How Would I Make the World a Better Place? “Picking up papers from someone who drops them.”

One wish: “That I could catch a butterfly and keep it in my room.”

 

As for myself, I’m always updating.  Yesterday I checked out an audio book at the library by Mesa Verde to keep me company on the commute. It was “The Fault in Our Stars” by John Green. It had been on my radar for awhile, especially as a movie was made, but come on…its just young adult fiction. I only picked it up for some lighthearted fun, but a few miles into my drive, tears were already streaming. It wasn’t sad yet, it was just so well written from a teenager’s point of view. This is exactly the book I would have loved in High School had it been written then. It didn’t take me long to realize what it was touching in me is the young love cell that never completely goes away. I let myself cry, realizing it was a surprise opportunity to mourn something…ROMANCE.  If I’m sobbing in the first chapter of teen fiction, of all things, I know something real is happening. So I embrace it and it passes through.

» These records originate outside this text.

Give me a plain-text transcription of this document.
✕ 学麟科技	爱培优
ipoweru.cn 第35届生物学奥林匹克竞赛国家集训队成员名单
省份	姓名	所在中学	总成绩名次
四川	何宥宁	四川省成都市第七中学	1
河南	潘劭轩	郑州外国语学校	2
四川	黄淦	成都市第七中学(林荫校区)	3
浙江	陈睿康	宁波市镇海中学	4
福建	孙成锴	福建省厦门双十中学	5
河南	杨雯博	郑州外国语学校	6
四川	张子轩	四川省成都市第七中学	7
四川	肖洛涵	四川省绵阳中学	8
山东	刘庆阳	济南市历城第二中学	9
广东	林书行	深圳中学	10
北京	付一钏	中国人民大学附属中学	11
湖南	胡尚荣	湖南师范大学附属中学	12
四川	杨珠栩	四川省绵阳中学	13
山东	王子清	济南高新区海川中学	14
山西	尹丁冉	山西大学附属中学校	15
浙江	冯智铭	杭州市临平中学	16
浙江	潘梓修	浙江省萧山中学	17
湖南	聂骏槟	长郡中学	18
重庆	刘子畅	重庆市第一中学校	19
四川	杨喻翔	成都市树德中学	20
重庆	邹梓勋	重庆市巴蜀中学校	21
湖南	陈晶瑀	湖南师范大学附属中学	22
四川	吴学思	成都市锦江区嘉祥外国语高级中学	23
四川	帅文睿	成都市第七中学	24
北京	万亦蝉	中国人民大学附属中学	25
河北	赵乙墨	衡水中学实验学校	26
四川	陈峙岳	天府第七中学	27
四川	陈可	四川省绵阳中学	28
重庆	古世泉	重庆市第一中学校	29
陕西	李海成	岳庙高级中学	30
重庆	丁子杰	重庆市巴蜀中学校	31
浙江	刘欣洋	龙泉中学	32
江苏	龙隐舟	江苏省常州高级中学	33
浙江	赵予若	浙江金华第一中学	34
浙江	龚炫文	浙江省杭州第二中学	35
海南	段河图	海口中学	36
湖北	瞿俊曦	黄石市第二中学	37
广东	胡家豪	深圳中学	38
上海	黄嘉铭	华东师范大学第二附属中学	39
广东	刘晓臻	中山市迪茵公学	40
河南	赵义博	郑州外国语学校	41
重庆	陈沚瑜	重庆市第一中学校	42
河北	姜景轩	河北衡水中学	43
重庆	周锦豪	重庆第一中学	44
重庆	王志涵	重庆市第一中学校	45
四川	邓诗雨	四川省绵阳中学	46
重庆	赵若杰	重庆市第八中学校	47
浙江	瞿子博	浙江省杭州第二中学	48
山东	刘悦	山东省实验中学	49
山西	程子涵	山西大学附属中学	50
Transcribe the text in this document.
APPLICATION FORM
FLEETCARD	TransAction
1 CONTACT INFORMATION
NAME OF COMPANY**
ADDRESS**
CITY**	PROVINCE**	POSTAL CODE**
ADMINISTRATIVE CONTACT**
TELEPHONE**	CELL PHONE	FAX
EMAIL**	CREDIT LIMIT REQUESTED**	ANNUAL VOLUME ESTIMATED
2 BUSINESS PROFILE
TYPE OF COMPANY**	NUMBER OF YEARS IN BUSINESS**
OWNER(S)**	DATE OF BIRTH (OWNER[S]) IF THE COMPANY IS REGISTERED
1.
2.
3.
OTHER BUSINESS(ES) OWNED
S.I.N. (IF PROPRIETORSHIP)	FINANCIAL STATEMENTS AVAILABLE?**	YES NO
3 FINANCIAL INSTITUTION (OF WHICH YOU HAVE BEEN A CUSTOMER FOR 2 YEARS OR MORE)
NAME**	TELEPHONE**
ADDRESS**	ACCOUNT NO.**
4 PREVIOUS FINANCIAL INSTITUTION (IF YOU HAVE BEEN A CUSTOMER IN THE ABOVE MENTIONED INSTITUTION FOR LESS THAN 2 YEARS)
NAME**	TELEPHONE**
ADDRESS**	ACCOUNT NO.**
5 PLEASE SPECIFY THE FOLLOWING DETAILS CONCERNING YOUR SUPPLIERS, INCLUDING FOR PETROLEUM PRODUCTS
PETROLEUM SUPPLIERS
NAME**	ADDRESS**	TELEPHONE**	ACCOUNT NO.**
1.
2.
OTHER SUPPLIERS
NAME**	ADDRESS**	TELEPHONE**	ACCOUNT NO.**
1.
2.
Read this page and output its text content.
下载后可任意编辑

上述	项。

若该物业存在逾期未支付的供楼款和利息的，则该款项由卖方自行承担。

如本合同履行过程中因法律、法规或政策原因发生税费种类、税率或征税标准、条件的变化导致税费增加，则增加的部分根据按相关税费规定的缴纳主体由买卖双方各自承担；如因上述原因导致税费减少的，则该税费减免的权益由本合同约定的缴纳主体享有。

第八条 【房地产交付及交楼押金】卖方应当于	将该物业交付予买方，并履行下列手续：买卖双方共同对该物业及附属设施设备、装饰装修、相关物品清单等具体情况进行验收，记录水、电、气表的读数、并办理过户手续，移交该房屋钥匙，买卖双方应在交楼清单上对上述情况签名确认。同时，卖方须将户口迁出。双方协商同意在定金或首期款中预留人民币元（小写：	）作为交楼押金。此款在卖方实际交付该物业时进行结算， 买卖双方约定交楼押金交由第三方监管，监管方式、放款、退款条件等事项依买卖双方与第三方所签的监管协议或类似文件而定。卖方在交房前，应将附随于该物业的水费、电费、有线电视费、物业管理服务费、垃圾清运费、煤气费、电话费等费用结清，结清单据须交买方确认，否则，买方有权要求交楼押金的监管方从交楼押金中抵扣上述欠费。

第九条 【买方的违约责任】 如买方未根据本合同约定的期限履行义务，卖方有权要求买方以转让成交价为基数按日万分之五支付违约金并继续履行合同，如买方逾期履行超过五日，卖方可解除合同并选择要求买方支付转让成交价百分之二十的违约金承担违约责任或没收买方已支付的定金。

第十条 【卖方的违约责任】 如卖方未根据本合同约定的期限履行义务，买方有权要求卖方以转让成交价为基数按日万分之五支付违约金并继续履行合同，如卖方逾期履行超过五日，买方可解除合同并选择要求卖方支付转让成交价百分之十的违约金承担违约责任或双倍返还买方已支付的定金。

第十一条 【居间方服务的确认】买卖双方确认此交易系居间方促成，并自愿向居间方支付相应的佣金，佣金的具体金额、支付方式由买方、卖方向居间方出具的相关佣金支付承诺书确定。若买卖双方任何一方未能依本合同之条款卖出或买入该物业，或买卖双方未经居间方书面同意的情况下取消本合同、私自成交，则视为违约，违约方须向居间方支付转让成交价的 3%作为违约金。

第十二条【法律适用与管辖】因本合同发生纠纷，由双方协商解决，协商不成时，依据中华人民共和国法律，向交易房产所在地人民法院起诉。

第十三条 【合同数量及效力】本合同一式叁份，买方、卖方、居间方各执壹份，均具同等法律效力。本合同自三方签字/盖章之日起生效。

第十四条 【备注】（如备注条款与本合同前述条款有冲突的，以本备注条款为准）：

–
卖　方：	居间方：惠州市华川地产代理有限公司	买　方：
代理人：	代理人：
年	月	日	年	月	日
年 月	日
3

I think mourning happens a little at a time, not all at once like we think it is supposed to. My friend Sandy, herself a widow, often tells me that grief should be treated like a champagne bottle.  If all the bubbles were to come out at once, the glass would explode and make a huge mess. Instead, the air is meant to be released slowly, a little at a time, gently sipped and experienced in moments as long as the champagne lasts.